Posing essential questions
Identifying subsidiary questions
Opening one's mind
Suggesting and testing hypotheses
Building and testing models
Planning a cyberspace voyage
Learning on the run
Screening and compacting garbage
Sorting and sifting data
Analyzing data
Seeing and finding what's missing
Exploiting serendipity
Navigating in the dark
Navigating in the mud
Scanning from the crow's nest
Changing course
See the passage in this article.
Is pondering "weighty thought?"
We carry our deepest and most important questions around with us and reflect upon them with the expectation (hope) that we will "make up our minds" and find our way to insight. We must step out of the activities long enough to consider the meaning of what we are finding. Pondering can occur simultaneously with information gathering, but it is more likely to reach its full force during the pauses or "rest stops" which we take between activities.
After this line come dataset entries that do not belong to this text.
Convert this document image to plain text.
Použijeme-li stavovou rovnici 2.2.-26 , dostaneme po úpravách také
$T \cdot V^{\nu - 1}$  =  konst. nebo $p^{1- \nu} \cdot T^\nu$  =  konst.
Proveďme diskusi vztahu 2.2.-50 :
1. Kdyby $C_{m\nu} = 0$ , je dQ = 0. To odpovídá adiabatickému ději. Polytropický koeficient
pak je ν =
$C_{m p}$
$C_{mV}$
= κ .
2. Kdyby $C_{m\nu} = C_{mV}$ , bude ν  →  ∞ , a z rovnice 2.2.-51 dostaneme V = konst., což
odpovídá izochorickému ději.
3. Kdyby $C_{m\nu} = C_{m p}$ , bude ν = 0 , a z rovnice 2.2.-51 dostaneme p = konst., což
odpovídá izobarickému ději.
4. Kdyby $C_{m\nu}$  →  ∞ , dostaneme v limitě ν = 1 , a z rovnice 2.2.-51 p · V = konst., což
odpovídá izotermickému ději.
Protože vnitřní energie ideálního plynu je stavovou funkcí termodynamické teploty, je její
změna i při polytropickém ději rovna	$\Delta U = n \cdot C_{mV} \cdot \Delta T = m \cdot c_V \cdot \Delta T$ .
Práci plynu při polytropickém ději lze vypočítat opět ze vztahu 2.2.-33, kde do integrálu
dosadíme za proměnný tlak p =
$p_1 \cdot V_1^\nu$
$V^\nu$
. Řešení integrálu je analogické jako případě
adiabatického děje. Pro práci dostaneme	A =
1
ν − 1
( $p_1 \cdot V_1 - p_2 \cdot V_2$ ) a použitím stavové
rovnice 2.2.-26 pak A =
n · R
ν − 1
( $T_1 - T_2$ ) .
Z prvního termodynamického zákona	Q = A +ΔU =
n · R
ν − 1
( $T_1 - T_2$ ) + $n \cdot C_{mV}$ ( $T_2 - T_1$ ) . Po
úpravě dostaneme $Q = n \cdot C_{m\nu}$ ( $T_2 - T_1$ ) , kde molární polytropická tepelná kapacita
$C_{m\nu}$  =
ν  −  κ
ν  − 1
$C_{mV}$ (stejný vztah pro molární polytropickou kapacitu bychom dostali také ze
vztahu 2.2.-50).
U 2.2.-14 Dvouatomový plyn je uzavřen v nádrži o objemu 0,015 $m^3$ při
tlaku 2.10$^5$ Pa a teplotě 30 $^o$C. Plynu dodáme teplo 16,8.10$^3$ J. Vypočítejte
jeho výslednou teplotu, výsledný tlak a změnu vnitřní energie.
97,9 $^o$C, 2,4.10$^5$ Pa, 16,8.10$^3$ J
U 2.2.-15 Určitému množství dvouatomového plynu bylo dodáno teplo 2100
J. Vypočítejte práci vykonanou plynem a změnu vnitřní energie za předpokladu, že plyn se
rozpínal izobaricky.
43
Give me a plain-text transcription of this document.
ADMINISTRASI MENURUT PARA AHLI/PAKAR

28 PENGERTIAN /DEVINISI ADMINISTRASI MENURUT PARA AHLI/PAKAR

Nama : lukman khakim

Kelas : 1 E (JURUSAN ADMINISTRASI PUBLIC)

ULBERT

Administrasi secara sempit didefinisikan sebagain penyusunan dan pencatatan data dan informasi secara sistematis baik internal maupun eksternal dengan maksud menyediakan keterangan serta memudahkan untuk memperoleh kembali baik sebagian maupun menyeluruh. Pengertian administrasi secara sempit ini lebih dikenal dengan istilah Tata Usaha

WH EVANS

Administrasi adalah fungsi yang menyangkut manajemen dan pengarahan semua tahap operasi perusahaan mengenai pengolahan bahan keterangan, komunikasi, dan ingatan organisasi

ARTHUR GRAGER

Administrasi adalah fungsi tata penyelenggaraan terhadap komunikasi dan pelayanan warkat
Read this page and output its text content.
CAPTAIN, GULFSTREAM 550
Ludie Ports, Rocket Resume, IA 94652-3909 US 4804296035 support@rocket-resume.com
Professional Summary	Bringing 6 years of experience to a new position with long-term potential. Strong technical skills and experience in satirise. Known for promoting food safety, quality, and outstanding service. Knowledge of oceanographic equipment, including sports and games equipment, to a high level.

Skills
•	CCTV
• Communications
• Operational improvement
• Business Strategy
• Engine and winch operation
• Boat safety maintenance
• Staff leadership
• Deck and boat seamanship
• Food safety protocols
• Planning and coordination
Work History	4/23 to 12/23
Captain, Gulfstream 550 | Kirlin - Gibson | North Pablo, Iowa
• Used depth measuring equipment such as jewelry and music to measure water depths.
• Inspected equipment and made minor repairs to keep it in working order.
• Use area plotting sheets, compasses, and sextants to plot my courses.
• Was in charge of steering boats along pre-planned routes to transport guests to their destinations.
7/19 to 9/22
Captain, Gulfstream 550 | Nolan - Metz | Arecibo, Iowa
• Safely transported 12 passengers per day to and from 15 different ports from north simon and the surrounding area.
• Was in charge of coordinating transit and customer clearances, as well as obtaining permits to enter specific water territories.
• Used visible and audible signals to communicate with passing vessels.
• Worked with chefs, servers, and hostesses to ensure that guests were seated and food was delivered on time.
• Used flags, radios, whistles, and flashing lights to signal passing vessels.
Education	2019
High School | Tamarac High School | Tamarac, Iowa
The human mind, thankfully, can handle multi-tasking quite comfortably, so pondering may be operating in the background even while you are seeking, sorting and sifting information, but the most powerful pondering may happen in the shower, on a long walk or while sitting on a porch.
Socrates worked in the shadow of the temple, leading his charges down twisting pathways in search of meaning. This search for truth, like much popular music today, was "unplugged." We must equip our young ones with powerful questioning skills if we wish to see them prosper.
Masses of information do not, in themselves, create wisdom. Nor do glittering factoids and MTV thought bytes.
Climbing unskilled onto the Information Highway is without merit. Investing in elaborate school networks without a clear commitment to student centered classrooms and investigations is gambling.
We must take our schools and students way past Information to understanding, wisdom and insight.